Not to thump my fists on my chest, belting out a war cry, I can puff up with a little sense of pride that I do stand up to daunting and unpleasant situations – often with trembling knees and trepidation. Most times, in all the places that I have worked over the years, I have been that voice that speaks out for those who don’t know how to or feel too intimidated to speak up.

On a regular basis, I am not afraid to question the status quo when my perception of rightness prompts me to do so even if it means that my voice is the only dissenting voice in a crowd of many. What that has achieved over time is not only to draw the attention of those in positions of authority to review any ‘questionable circumstance’ but has served as a catalyst for positive change and gradual inculcation of healthier work cultures.

As much as I like being comfortable, I have also grown to understand that the space of comfort stifles personal growth and as such, I endeavour to try new things – albeit sensibly – and to push my boundaries in many ways. Taking such steps brings a new sense of power and exhilaration and also takes some level of bravery as most of us are creatures of habit who find changes unsettling.
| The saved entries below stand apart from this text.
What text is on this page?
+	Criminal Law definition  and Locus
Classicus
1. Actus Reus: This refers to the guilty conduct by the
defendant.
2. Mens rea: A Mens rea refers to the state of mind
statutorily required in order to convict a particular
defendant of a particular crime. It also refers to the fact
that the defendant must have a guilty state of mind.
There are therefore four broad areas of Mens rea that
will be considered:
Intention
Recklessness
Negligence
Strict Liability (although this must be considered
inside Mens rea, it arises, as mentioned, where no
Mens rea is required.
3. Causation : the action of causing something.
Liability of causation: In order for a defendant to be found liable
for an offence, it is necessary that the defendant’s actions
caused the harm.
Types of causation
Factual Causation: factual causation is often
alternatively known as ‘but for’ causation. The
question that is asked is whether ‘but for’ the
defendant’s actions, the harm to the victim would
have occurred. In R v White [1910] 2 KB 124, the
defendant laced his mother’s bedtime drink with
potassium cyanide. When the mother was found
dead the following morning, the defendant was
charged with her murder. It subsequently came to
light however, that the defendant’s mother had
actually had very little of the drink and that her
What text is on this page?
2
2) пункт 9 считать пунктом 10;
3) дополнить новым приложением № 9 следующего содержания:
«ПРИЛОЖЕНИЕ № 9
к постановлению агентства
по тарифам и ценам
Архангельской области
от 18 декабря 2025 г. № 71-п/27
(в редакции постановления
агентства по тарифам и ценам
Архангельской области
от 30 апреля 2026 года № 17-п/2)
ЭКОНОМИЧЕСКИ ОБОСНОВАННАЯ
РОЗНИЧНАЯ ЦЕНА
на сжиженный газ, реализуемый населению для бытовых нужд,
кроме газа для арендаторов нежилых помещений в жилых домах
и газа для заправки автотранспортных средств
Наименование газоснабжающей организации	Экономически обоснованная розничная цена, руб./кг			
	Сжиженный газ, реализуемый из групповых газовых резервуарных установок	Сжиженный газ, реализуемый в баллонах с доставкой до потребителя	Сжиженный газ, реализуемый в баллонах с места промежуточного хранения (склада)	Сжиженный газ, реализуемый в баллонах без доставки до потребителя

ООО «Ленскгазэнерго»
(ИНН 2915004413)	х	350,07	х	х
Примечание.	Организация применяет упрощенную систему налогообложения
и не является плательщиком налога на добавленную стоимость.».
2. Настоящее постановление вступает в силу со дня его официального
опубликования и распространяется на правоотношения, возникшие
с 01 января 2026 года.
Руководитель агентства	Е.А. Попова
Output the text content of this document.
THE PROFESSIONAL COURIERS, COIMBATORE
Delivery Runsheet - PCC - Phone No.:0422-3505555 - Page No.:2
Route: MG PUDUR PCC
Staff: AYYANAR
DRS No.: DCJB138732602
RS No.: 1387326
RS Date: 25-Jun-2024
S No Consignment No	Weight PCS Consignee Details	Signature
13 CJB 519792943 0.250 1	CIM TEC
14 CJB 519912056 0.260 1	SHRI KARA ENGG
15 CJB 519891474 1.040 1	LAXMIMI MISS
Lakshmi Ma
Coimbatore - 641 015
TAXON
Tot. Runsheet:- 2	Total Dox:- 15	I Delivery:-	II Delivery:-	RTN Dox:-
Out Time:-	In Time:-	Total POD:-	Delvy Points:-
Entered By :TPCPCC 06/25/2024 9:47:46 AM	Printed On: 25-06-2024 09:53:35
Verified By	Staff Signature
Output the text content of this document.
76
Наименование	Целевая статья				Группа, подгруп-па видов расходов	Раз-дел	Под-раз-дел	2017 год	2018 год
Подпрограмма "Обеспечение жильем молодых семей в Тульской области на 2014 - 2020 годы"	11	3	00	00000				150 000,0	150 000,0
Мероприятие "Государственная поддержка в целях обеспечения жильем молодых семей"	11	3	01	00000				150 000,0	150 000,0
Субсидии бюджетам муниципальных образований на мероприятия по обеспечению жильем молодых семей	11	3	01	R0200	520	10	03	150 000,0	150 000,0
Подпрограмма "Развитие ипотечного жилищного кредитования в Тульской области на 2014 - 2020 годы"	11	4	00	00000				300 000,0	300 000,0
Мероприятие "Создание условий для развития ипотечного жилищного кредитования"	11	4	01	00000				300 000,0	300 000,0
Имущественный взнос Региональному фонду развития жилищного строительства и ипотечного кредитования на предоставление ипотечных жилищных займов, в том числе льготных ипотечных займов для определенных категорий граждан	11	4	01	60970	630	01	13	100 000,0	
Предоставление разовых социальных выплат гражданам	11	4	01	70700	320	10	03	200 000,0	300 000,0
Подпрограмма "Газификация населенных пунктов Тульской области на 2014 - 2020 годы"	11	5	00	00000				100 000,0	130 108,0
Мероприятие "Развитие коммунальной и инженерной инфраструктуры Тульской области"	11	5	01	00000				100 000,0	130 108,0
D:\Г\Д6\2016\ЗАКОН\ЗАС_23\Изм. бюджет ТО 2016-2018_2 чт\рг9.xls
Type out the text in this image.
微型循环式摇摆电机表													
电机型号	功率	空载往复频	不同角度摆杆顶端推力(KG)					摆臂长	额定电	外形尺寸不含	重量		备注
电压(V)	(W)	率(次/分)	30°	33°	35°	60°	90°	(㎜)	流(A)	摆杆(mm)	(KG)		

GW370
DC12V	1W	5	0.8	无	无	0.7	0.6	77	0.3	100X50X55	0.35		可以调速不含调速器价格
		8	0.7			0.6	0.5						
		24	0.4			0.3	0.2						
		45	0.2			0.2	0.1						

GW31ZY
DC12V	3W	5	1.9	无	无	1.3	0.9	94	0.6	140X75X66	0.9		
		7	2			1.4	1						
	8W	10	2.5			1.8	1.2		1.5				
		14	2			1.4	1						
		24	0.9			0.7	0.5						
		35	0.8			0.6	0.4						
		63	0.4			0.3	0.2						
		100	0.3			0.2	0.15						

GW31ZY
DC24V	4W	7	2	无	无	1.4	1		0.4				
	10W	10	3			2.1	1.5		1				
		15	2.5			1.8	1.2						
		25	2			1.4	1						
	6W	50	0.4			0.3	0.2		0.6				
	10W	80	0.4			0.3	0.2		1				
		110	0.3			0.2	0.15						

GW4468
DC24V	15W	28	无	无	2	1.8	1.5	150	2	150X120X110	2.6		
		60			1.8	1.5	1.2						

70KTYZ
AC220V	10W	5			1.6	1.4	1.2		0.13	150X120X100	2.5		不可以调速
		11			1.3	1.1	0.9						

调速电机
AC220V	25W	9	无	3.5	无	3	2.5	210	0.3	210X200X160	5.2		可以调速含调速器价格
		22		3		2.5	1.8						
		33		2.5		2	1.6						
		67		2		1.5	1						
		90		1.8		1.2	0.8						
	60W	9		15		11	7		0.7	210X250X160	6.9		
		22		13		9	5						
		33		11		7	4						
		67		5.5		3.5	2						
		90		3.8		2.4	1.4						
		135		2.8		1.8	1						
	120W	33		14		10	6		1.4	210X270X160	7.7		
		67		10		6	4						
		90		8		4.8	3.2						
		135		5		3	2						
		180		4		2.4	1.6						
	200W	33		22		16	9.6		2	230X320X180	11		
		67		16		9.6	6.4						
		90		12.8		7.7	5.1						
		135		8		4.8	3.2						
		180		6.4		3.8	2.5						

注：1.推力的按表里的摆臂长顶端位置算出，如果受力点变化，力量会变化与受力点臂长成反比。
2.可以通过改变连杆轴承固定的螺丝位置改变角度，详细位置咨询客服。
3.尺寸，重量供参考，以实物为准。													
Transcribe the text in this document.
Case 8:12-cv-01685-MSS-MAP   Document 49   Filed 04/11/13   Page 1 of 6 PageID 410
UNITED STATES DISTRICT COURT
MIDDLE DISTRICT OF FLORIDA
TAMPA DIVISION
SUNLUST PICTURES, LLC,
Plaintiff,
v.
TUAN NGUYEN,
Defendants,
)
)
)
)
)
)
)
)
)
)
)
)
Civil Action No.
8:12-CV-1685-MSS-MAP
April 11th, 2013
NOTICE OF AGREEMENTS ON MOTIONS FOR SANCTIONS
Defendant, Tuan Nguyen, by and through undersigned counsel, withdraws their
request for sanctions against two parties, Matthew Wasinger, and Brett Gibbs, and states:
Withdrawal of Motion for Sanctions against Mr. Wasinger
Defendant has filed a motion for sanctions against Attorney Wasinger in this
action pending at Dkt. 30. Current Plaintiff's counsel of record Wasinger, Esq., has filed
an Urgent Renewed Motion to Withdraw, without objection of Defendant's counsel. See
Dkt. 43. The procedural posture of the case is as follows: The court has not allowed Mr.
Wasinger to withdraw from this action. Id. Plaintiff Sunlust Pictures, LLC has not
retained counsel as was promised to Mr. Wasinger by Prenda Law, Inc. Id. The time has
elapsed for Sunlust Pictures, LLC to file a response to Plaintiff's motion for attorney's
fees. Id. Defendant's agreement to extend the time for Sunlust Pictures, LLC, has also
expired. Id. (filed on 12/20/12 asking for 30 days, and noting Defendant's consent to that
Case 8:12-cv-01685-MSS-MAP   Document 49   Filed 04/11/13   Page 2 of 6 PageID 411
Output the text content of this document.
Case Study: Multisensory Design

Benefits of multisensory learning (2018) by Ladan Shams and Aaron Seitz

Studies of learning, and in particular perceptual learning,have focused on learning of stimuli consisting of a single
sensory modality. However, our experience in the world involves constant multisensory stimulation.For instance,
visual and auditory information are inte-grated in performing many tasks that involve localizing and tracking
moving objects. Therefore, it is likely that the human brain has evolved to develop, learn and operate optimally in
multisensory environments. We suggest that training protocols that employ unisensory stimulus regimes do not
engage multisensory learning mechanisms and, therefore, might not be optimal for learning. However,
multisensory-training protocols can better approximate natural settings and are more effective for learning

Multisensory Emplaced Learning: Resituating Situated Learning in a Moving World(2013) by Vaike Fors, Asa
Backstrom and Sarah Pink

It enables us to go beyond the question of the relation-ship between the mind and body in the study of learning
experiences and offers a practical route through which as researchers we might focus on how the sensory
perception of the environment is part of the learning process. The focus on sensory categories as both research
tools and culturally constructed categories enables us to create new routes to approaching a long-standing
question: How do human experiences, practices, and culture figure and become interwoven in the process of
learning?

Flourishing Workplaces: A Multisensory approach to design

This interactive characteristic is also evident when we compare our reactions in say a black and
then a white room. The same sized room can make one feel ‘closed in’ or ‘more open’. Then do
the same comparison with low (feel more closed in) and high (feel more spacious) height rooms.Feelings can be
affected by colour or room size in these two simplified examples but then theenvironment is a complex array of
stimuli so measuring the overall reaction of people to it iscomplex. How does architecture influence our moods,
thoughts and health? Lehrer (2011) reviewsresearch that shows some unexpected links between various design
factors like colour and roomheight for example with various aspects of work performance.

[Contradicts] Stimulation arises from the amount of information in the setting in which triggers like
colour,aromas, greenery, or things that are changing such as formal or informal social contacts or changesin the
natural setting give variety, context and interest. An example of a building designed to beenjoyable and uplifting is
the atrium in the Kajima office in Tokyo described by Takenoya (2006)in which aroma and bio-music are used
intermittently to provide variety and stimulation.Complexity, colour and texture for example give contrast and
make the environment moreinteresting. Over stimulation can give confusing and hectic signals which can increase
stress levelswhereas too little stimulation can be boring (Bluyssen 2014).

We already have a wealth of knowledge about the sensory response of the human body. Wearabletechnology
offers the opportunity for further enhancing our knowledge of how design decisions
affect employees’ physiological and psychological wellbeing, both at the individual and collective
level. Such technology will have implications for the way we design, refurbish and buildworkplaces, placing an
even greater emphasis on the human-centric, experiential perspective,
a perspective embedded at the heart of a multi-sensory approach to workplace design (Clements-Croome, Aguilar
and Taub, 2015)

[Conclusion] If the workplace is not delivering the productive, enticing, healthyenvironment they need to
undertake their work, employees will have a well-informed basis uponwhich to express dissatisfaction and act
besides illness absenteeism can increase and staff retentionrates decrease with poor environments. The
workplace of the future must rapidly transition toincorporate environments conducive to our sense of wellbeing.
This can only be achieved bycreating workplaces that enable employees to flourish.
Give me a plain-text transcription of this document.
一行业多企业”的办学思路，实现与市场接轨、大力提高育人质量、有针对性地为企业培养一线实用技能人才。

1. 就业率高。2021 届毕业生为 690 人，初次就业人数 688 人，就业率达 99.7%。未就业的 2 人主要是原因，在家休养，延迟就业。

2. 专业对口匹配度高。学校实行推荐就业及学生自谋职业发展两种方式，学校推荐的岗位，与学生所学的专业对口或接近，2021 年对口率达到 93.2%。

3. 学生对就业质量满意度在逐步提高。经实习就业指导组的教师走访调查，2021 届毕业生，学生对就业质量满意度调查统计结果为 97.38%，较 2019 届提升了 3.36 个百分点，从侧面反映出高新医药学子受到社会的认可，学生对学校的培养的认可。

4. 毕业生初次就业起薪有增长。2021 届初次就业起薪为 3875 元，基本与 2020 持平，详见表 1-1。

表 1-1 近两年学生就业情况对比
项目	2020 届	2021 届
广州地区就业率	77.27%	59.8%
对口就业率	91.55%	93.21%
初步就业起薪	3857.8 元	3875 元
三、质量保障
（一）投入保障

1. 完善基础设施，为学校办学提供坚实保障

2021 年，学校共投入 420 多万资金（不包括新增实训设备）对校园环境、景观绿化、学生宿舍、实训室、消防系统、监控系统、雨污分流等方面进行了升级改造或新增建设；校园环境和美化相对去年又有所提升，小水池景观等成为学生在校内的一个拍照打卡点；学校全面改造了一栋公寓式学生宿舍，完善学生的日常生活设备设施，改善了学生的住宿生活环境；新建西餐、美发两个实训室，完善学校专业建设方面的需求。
Those things that we fear can keep us bound in invisible chains and as is commonly said, ‘you don’t have to be fearless, doing it afraid is just as brave.’

Personally, putting myself out there on social media through videos, baring my thoughts in writing for others to read sometimes feels as if I am exposing the inner parts of my soul to friends and strangers alike, because we live in a world where people are far more at ease to criticize and judge than to empathize and to keep an open mind. ‘

However, the sense of freedom that comes from doing so daily propels me to keep showing up, to keep being brave in my little world and I am not about to stop anytime soon.